Is it just me, or do a large number of these stories seem to come from Texas? For a state that claims to believe in individual freedom, there seem to be many who want to keep kids locked up and dependent…
btw, I’m a fan of Hunt Gather Parent. I do want to know if, at 7 years old, Rosie is still eagerly doing laundry.
Glad to hear Rosie didn’t get discouraged by being brought home twice.
Sometimes, as a treat, I let my sons take my phone, cross the quiet street, and play Pokemon Go at the playground.
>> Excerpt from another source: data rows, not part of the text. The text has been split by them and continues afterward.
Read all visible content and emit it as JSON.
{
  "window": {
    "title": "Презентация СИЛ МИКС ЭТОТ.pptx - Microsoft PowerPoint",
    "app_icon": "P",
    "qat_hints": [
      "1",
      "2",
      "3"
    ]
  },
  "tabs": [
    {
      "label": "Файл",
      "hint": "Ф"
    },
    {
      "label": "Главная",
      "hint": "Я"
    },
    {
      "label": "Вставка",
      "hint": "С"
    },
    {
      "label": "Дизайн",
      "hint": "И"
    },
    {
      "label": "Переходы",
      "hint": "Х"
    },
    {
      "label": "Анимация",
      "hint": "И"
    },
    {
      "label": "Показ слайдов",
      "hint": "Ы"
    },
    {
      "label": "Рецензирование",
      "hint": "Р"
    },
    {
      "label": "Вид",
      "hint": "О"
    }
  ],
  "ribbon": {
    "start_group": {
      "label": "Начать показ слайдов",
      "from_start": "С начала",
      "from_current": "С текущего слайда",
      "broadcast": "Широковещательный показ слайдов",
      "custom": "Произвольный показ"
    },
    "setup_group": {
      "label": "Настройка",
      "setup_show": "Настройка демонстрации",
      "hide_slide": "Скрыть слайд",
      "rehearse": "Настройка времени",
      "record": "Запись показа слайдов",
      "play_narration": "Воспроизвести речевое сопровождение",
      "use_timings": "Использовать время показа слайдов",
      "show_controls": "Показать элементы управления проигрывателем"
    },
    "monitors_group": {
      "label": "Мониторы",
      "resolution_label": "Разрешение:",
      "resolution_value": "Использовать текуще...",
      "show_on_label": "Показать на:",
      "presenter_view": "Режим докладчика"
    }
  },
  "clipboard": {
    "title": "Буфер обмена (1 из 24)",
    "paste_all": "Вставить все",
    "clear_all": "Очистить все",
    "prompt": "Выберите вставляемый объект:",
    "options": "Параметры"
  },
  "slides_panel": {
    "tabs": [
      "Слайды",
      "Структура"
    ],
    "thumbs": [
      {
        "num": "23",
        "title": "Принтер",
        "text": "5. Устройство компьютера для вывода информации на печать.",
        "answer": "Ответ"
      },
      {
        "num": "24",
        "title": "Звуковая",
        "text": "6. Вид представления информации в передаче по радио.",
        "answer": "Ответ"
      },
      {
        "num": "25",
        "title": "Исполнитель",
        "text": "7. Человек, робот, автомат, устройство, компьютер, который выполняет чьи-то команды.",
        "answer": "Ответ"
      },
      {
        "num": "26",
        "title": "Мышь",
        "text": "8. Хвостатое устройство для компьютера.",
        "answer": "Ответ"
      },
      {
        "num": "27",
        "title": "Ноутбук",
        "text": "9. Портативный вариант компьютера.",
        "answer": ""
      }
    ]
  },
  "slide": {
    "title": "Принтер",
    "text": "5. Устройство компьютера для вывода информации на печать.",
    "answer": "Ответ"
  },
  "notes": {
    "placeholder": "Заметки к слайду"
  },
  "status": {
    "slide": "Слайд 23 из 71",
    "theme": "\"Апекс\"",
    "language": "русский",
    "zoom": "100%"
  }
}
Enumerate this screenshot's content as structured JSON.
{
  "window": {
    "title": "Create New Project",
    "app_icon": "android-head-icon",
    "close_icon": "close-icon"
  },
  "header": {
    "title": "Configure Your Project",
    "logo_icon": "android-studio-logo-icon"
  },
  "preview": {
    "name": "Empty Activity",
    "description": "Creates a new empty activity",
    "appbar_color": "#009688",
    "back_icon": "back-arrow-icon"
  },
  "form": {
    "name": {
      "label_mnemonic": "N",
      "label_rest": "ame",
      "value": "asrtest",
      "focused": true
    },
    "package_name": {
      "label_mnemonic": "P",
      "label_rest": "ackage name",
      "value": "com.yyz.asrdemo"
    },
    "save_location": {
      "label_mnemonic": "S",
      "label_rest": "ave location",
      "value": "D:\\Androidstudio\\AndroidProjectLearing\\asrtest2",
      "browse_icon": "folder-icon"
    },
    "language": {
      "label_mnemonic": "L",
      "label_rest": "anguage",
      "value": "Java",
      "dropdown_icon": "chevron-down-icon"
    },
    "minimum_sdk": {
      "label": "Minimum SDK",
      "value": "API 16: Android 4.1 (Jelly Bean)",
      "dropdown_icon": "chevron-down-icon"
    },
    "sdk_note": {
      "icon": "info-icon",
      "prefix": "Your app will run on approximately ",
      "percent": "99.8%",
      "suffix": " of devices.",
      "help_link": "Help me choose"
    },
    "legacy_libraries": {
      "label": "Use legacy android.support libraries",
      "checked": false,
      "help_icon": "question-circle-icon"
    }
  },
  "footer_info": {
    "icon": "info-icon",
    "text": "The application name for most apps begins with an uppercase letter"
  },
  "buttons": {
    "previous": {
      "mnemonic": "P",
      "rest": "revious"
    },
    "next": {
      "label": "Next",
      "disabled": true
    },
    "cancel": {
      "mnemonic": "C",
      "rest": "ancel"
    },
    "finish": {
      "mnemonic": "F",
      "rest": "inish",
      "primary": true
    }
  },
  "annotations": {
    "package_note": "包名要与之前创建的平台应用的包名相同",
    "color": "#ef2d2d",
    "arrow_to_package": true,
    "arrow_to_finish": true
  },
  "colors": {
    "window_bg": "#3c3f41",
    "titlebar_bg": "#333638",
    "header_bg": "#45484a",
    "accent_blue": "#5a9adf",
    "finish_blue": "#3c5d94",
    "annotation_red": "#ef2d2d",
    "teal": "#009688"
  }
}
I’d put on a timer to tell them when to come home, and phone location was sharing with my husband.
One day they came home with two police officers, who were responding to a call about boys who “looked lost.” (I guess walking back and forth looking for imaginary monsters can look a bit lost.)
Since then, they have only asked to play PoGo once, and they stayed in our yard the entire time. I am, needless to say, a little tweaked.